Diário da Região

14/02/2018 - 00h30min / Atualizado 13/02/2018 - 21h23min

Capacitação

Sebrae abre inscrições para curso de startups

Sebrae-SP está com inscrições abertas em Rio Preto para selecionar dez startups que vão participar de programa de capacitação que pretende ensinar, na prática, como fazer a empresa crescer

Mara Sousa 9/2/2018 Diego da Costa Bernardo desenvolve aplicativos voltados para o público cristão
Diego da Costa Bernardo desenvolve aplicativos voltados para o público cristão

Startups digitais que estejam em estágio inicial de validação do modelo de negócio têm uma chance de acelerar seu desenvolvimento. É que o Sebrae-SP está com inscrições abertas para o programa Startup SP em Rio Preto. São dez vagas para empreendedores que passarão quatro meses fazendo capacitações, mentoria e acompanhamento dos negócios. "O objetivo do programa é deixar o produto ou serviço o mais adequado possível para o mercado. Quando sair do programa, estará pronta para crescer", afirmou o consultor de negócios do Sebrae Rio Preto Luciano Solimar Impastaro.

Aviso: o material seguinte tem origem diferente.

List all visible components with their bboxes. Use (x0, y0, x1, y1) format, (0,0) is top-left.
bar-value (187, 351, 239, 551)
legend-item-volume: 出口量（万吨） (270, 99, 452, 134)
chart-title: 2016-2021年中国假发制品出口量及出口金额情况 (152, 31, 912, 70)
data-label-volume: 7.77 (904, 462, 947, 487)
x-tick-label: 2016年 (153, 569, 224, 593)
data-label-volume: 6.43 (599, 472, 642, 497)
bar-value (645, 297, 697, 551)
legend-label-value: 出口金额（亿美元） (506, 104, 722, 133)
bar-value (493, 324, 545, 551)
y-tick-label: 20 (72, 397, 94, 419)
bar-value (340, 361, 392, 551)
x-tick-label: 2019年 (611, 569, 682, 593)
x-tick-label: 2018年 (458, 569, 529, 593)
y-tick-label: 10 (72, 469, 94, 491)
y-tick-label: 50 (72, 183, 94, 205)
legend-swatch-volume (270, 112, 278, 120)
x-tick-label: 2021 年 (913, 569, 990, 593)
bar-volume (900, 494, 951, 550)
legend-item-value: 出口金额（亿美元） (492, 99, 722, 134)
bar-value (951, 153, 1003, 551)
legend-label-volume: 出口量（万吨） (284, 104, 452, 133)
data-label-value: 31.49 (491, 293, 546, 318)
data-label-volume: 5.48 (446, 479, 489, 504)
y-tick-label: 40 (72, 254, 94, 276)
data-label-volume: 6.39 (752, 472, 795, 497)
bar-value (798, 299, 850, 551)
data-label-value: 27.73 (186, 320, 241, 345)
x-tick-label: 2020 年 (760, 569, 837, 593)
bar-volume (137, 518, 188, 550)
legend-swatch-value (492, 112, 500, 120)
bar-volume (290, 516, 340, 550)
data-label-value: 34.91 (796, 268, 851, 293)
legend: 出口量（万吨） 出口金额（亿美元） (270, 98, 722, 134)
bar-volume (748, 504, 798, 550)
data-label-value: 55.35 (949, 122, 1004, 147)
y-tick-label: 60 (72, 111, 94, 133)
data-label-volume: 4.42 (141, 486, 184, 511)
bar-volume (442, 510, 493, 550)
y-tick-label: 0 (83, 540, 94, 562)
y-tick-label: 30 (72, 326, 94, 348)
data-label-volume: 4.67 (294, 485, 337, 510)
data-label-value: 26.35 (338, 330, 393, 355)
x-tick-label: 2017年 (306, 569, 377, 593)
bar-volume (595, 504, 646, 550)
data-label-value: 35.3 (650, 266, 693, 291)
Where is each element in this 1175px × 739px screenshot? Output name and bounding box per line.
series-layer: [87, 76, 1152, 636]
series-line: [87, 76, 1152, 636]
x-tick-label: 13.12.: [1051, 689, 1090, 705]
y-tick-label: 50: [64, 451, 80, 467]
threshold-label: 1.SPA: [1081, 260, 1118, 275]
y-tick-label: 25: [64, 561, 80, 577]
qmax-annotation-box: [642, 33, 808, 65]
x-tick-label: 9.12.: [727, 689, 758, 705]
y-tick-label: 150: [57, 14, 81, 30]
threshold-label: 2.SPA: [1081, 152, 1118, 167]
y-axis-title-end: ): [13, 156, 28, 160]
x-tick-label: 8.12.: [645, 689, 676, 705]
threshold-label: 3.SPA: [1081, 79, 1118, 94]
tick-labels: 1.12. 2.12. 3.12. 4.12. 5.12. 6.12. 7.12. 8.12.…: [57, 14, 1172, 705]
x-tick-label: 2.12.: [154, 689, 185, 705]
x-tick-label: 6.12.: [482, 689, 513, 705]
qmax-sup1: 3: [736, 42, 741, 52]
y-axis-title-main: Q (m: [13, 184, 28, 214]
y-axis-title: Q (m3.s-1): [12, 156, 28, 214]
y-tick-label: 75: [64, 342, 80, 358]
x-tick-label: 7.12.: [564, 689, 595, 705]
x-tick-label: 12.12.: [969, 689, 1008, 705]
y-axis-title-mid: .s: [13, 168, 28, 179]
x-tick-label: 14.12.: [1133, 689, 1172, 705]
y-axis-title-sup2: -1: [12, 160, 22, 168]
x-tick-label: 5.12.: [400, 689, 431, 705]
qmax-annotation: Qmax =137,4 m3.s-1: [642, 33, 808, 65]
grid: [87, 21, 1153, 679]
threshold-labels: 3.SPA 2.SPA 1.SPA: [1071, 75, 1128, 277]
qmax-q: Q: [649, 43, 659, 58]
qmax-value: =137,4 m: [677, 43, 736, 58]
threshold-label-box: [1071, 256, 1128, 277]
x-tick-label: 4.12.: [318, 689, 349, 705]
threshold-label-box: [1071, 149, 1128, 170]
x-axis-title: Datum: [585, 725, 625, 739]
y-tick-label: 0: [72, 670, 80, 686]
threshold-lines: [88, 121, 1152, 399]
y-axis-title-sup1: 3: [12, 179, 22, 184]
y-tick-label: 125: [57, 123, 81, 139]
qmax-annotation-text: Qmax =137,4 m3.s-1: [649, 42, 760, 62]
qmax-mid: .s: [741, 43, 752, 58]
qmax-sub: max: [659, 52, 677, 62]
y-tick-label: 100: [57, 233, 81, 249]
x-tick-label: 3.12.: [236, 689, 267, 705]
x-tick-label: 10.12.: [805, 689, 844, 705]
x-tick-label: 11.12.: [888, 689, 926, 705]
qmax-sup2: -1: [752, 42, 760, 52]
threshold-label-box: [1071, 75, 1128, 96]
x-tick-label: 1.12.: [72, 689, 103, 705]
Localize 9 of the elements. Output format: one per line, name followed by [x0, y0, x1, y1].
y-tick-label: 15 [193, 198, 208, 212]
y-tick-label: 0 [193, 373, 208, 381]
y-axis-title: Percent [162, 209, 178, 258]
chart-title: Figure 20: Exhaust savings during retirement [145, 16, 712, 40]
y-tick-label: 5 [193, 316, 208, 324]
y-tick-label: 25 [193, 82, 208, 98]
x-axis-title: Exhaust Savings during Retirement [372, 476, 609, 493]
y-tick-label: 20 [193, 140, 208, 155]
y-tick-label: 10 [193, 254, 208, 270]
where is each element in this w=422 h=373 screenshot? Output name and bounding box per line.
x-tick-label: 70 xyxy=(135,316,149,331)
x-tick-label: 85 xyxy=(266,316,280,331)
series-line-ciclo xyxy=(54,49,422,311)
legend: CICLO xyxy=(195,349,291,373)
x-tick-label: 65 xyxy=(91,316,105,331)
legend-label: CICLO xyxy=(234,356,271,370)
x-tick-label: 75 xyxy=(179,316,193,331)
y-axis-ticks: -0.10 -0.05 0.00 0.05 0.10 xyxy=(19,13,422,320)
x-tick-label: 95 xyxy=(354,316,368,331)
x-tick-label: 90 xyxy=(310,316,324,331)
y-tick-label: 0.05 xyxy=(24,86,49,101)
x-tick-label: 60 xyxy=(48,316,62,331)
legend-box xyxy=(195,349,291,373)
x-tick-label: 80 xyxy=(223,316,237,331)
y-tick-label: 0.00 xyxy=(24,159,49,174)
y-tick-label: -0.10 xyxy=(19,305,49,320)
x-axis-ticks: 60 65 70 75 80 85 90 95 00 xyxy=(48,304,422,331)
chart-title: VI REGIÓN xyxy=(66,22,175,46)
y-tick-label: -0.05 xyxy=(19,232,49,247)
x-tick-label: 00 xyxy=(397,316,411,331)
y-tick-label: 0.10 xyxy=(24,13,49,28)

Rio Preto se destaca por ser a 9ª cidade do Brasil em eficiência para criar startups. O levantamento foi feito no ano passado pelo especialista Felipe Matos, do blog Link, do jornal Estadão, com base em dados do IBGE de 2014 e em números que ele teve acesso da Associação Brasileira de Startups de 2017. No quesito eficiência, Rio Preto superou capitais como Aracaju, Cuiabá, Natal, Belém e São Paulo, que ficou em 37º lugar.

O programa busca startups inovadoras, com alto potencial de crescimento, que utilizam softwares ou serviços de tecnologia da informação como ponto central do seu modelo de negócio e que ainda não tenham validado todas as hipóteses do modelo de negócio. Em 2017, foram realizadas oito edições do Startup SP, com a participação de mais de 70 startups em sete cidades do Estado.

As inscrições para a segunda edição do programa podem ser feitas até o dia 4 e a participação é gratuita, mas é necessário cumprir alguns requisitos. De acordo com o edital de chamada pública, a startup precisa ser digital, ter uma equipe composta por pelo menos duas pessoas, em que uma delas esteja totalmente comprometida com o projeto, e que já tenha iniciado a construção de um produto mínimo viável ou protótipo.

Em seguida, até 20 startups serão selecionadas para apresentar um pitch (pequena apresentação) diante da banca examinadora. Depois, dez empresas serão selecionadas a partir de critérios como o perfil do empreendedor, o modelo do negócio, sua escalabilidade e o grau de inovação, entre outros. "O programa mostra na prática o que é preciso ser feito para que a empresa se desenvolva", diz.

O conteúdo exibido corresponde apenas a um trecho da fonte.